392 forum posts
Yes, it’s different. When we hike in the Sierra, we don’t see many couples hiking together. We see a lot of men, and a few groups of women. But plain old couples like us, not so much.
And it’s funny what happens when all those men see M on the trail. P tends to hike a little faster than M, so he usually greets these hikers first. They are perfectly happy to be seen resting on the side of the trail while P hikes up and past them. All is well in the world until M comes around the corner. The minute they see the lovely M hiking along, they make a great struggle to get going again.

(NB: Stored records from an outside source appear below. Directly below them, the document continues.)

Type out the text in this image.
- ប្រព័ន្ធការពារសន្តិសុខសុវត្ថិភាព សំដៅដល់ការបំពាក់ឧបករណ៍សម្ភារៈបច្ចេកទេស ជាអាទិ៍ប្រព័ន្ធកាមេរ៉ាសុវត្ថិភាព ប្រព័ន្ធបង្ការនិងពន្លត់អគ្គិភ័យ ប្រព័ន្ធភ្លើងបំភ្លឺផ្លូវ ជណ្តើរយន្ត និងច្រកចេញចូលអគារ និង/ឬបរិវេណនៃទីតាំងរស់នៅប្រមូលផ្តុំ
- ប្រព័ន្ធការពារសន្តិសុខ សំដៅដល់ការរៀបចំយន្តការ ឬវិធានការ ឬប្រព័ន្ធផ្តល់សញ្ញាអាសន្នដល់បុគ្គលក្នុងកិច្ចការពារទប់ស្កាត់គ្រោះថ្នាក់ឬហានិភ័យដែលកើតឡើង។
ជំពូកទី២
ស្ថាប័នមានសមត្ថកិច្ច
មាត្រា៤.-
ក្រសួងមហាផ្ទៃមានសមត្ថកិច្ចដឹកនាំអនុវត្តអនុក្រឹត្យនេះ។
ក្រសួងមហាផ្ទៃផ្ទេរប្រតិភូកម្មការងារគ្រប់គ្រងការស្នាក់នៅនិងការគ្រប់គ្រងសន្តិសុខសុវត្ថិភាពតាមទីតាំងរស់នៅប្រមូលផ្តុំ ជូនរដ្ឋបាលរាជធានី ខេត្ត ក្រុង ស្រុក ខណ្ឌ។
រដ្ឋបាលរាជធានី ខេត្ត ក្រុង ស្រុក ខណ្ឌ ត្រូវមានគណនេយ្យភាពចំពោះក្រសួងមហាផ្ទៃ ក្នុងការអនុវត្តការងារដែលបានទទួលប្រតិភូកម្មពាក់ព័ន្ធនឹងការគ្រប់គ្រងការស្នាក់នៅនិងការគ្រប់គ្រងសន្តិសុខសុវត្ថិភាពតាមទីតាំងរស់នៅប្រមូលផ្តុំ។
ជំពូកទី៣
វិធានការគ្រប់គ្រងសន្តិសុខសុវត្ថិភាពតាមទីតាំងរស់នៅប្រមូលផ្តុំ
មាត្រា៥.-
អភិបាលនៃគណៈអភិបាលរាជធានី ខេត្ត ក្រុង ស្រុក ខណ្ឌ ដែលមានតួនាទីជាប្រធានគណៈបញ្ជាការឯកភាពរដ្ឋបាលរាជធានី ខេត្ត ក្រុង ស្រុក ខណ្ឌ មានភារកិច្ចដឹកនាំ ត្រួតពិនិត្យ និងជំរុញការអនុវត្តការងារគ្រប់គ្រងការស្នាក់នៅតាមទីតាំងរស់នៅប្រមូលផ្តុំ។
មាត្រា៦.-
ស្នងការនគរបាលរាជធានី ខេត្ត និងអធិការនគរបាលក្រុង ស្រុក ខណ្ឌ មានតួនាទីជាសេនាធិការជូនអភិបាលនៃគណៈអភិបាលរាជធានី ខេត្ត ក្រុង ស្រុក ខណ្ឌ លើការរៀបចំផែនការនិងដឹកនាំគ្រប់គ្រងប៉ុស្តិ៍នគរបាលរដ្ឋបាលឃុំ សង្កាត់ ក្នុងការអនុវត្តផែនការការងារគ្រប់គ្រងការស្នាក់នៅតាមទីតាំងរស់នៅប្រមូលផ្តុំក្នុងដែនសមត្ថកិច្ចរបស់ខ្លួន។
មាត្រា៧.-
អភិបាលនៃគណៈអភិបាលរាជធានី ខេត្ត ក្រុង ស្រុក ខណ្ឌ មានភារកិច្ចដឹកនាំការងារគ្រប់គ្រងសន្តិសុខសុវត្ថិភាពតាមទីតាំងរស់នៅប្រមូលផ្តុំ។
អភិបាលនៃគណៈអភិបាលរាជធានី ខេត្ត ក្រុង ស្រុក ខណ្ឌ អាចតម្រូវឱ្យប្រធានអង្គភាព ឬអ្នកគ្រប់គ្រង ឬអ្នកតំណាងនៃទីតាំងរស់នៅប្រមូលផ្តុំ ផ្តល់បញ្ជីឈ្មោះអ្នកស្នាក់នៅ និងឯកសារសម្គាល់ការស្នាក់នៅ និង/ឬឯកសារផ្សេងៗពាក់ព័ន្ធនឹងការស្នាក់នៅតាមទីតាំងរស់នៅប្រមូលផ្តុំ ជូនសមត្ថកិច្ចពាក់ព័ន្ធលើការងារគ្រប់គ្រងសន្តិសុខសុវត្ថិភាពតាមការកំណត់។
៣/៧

They jump to their feet, hoist up their packs, give a few grunts, and push themselves up the trail.
So now we are hiking along the trail, P in front, and a group of guys who are just killing themselves to keep up, and M hiking merrily behind them all. The only problem is, they often can’t keep up the pace. And so, slowly and inexorably, M passes them by. Her only hope is that they don’t die of a heart attack while she does so. They gasp and wheeze, sweat and groan. M smiles sweetly at them. Well, sometimes she does.
They just don’t want to admit that a woman might hike faster than they do—especially a woman of a certain age. (And no, we are not disclosing proprietary information. Let’s just that we’ve been married well over thirty years, and neither of us is in the bloom of youth.)
It’s true that there are a lot of people who hike faster than we do. We’re happy to let them walk on by. And we admit that we often have an advantage, as our packs are certainly lighter than a lot of the packs that we see on the trail. It’s always easier to climb up a pass with 25 pounds than with 45 pounds. Or sixty.
But none of that matters to those guys when M appears on the trail.